Fluorite is typically deposited in veins that have been subjected to the actions of very hot water from deep within the earth. Madoc is bound by two great plutons. They are granite batholiths that have welled up from far below – cooling under the surface some 1.2 billion years ago.
It is thought that those cooling stresses or possibly the endless seismic tremors from the area’s proximity to the ever-widening rift of the Ottawa Valley may have cleaved open the faults in which the fluorite had been deposited. Magnitude 2 earthquakes occur around Madoc on a yearly basis at depths between 5 and 18 kilometres. Bob Bredburg, a well known writer on all manner of local geological phenomena suspects that the Moira lake is situated above one such fault and he says that it extends onward for over seven miles in length. Almost all of the region’s fluorite is found in that fault or some other closely associated parallel crevice.
Of the old fluorite mining boom it is still possible to see the wooden trestle bridge as it crosses the lake on highway 62. Fluorite ore was moved out along that route, southwards to Hamilton and their booming steel industry.
To the historian, explorer, and rockhound the clinical directions offered in various guide-books are somewhat deceiving. These old mine sites are far from obvious. The roads that are talked of are all but non-existent. Locals are often unaware of what lies in the next field and as is the nature of the local vegetation, the thorn bushes humble those that had grown up around sleeping beauty’s castle. James and I were absolutely torn to shreds while searching through the scrub (see the blood on his arms). Landowners are also very protective of their land. It is essential that you obtain permission before crossing any ones property. As one local put it, “Neighbours don’t take kind to strangers, shoot em on sight”, he winked.
Because of the fractured nature of the rock and their proximity to Moira Lake many of the fluorite pits are inundated with water.

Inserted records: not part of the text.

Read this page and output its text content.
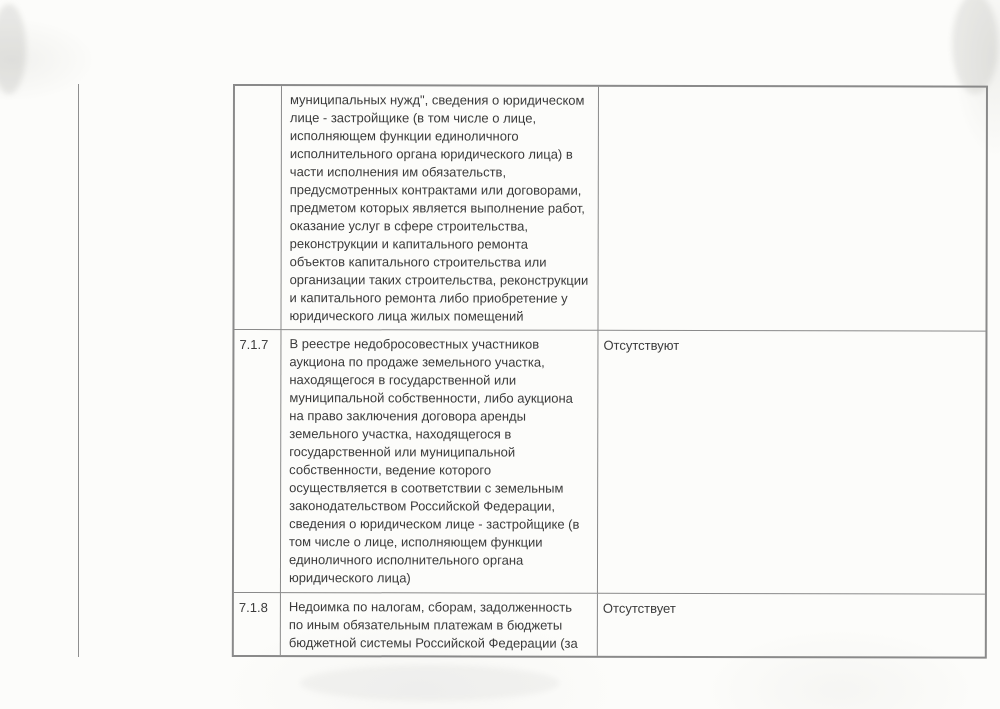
муниципальных нужд", сведения о юридическом
лице - застройщике (в том числе о лице,
исполняющем функции единоличного
исполнительного органа юридического лица) в
части исполнения им обязательств,
предусмотренных контрактами или договорами,
предметом которых является выполнение работ,
оказание услуг в сфере строительства,
реконструкции и капитального ремонта
объектов капитального строительства или
организации таких строительства, реконструкции
и капитального ремонта либо приобретение у
юридического лица жилых помещений
7.1.7	В реестре недобросовестных участников
аукциона по продаже земельного участка,
находящегося в государственной или
муниципальной собственности, либо аукциона
на право заключения договора аренды
земельного участка, находящегося в
государственной или муниципальной
собственности, ведение которого
осуществляется в соответствии с земельным
законодательством Российской Федерации,
сведения о юридическом лице - застройщике (в
том числе о лице, исполняющем функции
единоличного исполнительного органа
юридического лица)
Отсутствуют
7.1.8	Недоимка по налогам, сборам, задолженность
по иным обязательным платежам в бюджеты
бюджетной системы Российской Федерации (за
Отсутствует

There are unlikely to be any significant underground explorations in this area.
During one of our explorations, when thoroughly lost and confused we came across an old barn that was overgrown by Virginia creeper. It was mid way into collapsing into a termite-ridden heap of planks. Two great cast iron wheels sat in an open doorway and beyond lay a treasure trove of rusty mining equipment.
“By gum”(one of James’s favourite exclamations) He staggered out onto the rotting floorboards, “Looks like a four stage deep well pump.” I tried to coax him back to safer ground but he was oblivious. James used to sell pumps to the Western oil fields and also irrigation equipment in Africa. He has an undying fascination with such machinery. He explained that a four stage deep well pump is an old type of mining pump. “I was familiar with that sort of thing in Rhodesia you know, it would have been driven from the surface but now days you would have the motor down below.”
James is teetering on the brink of a hole that has been torn through the one inch thick barn boards. Ten feet beneath, protruding from the gloom of the basement I can see the upper edge of a huge coil of wire. It is several hundred pounds in weight. All around the machinery is stacked. It is a decaying warehouse of obsolete technology. By the old generators and insulators it would appear that the mines provided their own electricity. The lonely hydro poles, cracking and greying in the bush are the last markers that point the way to those once flourishing enterprises.